Czarownica, także przemyśl sobie czy twoja siostra to jest ostatnie stadium zazdrości :)))))))))) i uściskaj ją mocno !!!
 
oj kochana podajci teraz kilka przykladow z mego zycia
kupilam sobie kurtke - ona za kilkadni miala identyczna
spodnie - to samo
fryzure zmienilam - ona tez
paznokcie ....
kupilam teraz spodnie i mam je podwiniete patrze a ona tez!!!!!!!
zmienial w 100%stylnigdy nie miala adidasow teraz ,maaaa
ja zawsze lubilam ciuchy sportowe ona nie no ale trzeba to trzeba i teraz spanuje (bamberoza) spodniami nike....
tego wszytkiego nauczyl ja maz dziewczyna zaszla w cizaze w wieku 17 lat!!!!! a wiec maz sobie ja wychowal do konca ona potrafi zamaslic oczka a ona taka "glupia gaska" slepa na wszytko
oni mieszkali u nas 4 lata przez ten czas zyli potrafili nakupowac sobie slodkosci i innych smakowitosci i mi tylkopachnialopod nosem :) moj tata zalatwil mukontakty z holendrami dlaktorych produkowal jakies pierdolki drewniane (stolarz) za ta kase wybudowal dom po 6 latach tata zalatwilmu robote w irlandii wiec splacilkredyt i do ch...pana on powie ze moi rodzice im nie pomagaja!!!!!!!!! on ma obsesje ze rodzice robia wszytko dlamnie ze tylko dominisia i dominisia sie liczy!!!!oni muysla ze my jestesmy utrzymywani przez rodzicow ze wszytko do nich dostajemy!ja pierdole my mamy kredyty a cholere Fakt interes idzie bardzo dobrze i super ze mamy z czego placic te kredyty ale to nasz sprawa i my sobie radzimy masakra tak sie zdenerwowalam:(
tak bardzo mnie to wkurza az boli do czego moze zaprowadzic zazdrosc!!!

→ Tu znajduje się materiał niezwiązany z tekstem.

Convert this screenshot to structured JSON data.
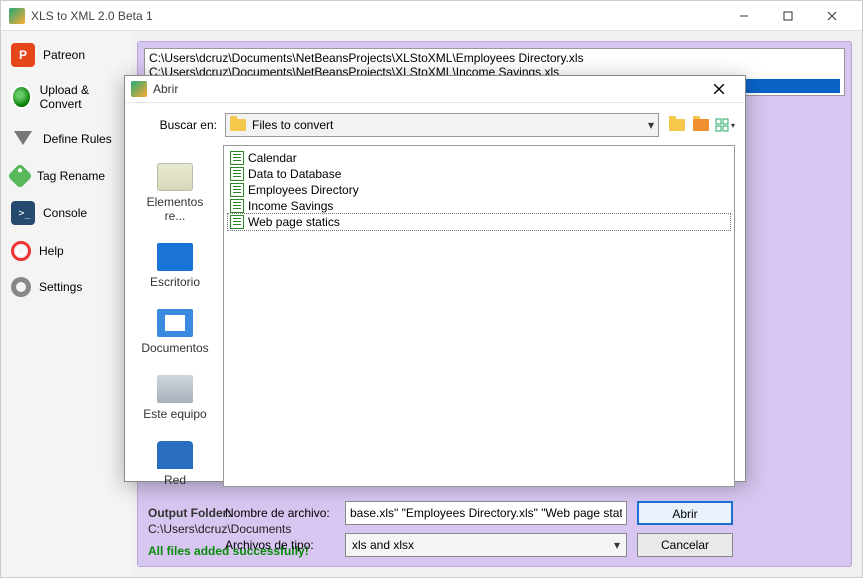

ale na tych halak na ktorych my teraz mamy firme moj kochany szwagier mial kiedys stolarnie mial swoj interes ktory sam zniszczylk chciwoscia chcial za duzo za wszystko i ludzie go zaczeli olewac poznali sie na nim za nigdy nie konczy tego co zaczal itp i sam sobie zasluzyl na toco teraz ma baaaaa oni zyja jak paczki w masle bo ten ..... hadluje samochodami rabi komus cos tam w drewnie ale to wszytko na czarno taknaprawdenie mapewnosci do bedzie jutro no i tego nam znowu zazdrosci
jezuuuuuu to jest chore az wstyd mi o tym pisac
sorry ze tak zamarudzilam
zazdrosc go zagije a ona jak nie zacznie myslec samodzielnie .. straci rodzine bo do moich rodzicow tez sie nie odzywa przez to ze musieli wziasc te maszyny z hal (przypominam ze przez 10lat stania masyzn on moze robil w sumie 2 lat na nich)no i tu znowu ze oni musieli sie wyniesc bo dominisia!!!! zygam juz tym
 
Tacy ludzie są wszędzie, więc trzeba starać się ich zlewać. Ja mam takich w pracy, jestem dla nich miła, uśmiecham się, a w głowie mam taki dymek myśli: "ty głupia babo, jak ja cię nie lubię, ..." i inne :-)
Kiedyś może bym się popłakała, teraz już nie. Dorosłam.

A siostrę mam super, brata też (gówniarz jeszcze), a szwagierki ze strony męża - na szczęście - nie posiadam, szwagra też :-)
 
abryz problemy sie zaczynaja dopiero gdy brat mazone siora meza czy maz ma dziwna siore albo brata no jeszzce jest niefajnie gdy meza siora ma glupiego meza wiec.... ogolnie niezycze ci niefajnych zazdrosnych szwagierek szwagrow bratowych.....
 
Czarownica, mam fajnego szwagra, brat się jeszcze nie ożenił,a mąż jest jedynakiem, więc z tej strony nic mi nie grozi :-)
Wam życzę "zmądrzenia zazdrośników". Może jak trafią na kogoś podobnego do siebie, to oczy im się otworzą???